What I am thinking of is a list of example problems that illustrate how to set up problems that need the different kinds of answers inputted, or need a particular kind of set up (random integers from a particular set, for example).

I know the art of problem writing cleverly combines several aspects of problem writing together (for example writing code to generate the Cartesian product of two sets, which becomes the answer), but what I am imagining are stripped down, bare bones examples of problems, so that a beginner like me could download the sample problem and modify it by changing some obvious lines of code.

As an example of what I am thinking of, in my previous post I asked how could I set things up so that students would have to input a list of ordered pairs, with letters as entries, as the answer.

Davide Cervone kindly answered and posted the code that I was able to incorporate into my problem to get it to work (below I changed Davide's code slightly to fit the way I usually set up answers, but his code would have worked as well, and is neater).

So taking this as an example, what I am envisioning is that on this sample problem library page with the most basic of code there would be a line with a link that contains text something like

"A problem with a list of ordered pairs, with letters as entries, as the answer", and when you click on the link it brings up a .pg file with code something like this:

# some lines of information about the author/source of the example problem

DOCUMENT(); # This should be the first executable line in the problem.

# load some standard macros

loadMacros(

"PG.pl",

"PGbasicmacros.pl",

"PGchoicemacros.pl",

"PGanswermacros.pl",

"PGauxiliaryFunctions.pl",

"extraAnswerEvaluators.pl",

"MathObjects.pl"

);

#install_problem_grader(~~&std_problem_grader);

TEXT(beginproblem());

#$showPartialCorrectAnswers = 1;

#$showPartialCredit = 1;

Context("Numeric");

Context()->strings->are(

B => {caseSensitive=>1},

E => {caseSensitive=>1},

F => {caseSensitive=>1},

H => {caseSensitive=>1},

);

BEGIN_TEXT

# Some example of a very basic illustrative problem.

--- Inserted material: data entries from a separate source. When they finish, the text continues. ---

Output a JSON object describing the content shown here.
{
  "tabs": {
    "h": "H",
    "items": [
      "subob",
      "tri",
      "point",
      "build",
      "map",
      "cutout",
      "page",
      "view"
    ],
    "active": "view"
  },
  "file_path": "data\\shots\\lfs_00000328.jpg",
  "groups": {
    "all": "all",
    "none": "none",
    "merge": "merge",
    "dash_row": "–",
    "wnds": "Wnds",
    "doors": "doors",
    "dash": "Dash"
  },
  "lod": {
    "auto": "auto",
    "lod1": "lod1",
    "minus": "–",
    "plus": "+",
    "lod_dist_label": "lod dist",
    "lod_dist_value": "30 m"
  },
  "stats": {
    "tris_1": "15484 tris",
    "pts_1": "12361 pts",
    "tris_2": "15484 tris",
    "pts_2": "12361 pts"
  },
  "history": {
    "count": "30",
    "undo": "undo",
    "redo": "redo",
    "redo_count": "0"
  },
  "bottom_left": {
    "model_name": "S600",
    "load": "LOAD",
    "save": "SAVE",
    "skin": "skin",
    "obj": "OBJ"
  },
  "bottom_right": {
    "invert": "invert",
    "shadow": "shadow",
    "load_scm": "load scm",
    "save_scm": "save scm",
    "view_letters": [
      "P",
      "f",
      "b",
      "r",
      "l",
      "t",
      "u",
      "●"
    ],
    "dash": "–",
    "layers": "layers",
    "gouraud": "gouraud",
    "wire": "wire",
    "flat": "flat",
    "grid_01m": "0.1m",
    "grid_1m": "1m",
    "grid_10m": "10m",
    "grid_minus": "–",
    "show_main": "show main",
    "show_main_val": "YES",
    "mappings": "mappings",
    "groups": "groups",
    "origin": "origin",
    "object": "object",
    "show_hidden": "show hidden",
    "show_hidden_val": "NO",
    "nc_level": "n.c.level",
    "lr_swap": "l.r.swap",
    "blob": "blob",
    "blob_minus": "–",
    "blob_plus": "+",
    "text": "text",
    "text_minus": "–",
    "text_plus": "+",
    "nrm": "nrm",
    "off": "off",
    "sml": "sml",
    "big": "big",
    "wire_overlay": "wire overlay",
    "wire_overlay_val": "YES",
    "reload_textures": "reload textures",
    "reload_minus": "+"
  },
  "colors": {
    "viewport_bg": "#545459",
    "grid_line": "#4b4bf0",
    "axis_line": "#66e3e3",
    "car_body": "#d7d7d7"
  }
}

\(S = \lbrace (B,E),(B,F),(B,H) \rbrace \).

$BR

List the elements of \(S\).$BR

\(S=\lbrace \)\{ans_rule(15)\}\(\rbrace \).

END_TEXT

ANS(Compute("(B,E),(B,F),(B,H)")->cmp);

ENDDOCUMENT(); # This should be the last executable line in the problem.

This may sound trivial to experienced problem writers, but such a library would be a fantastic help to novices like myself.

If there is such a library and I have not found it yet, my apologies to its creator and its contributors.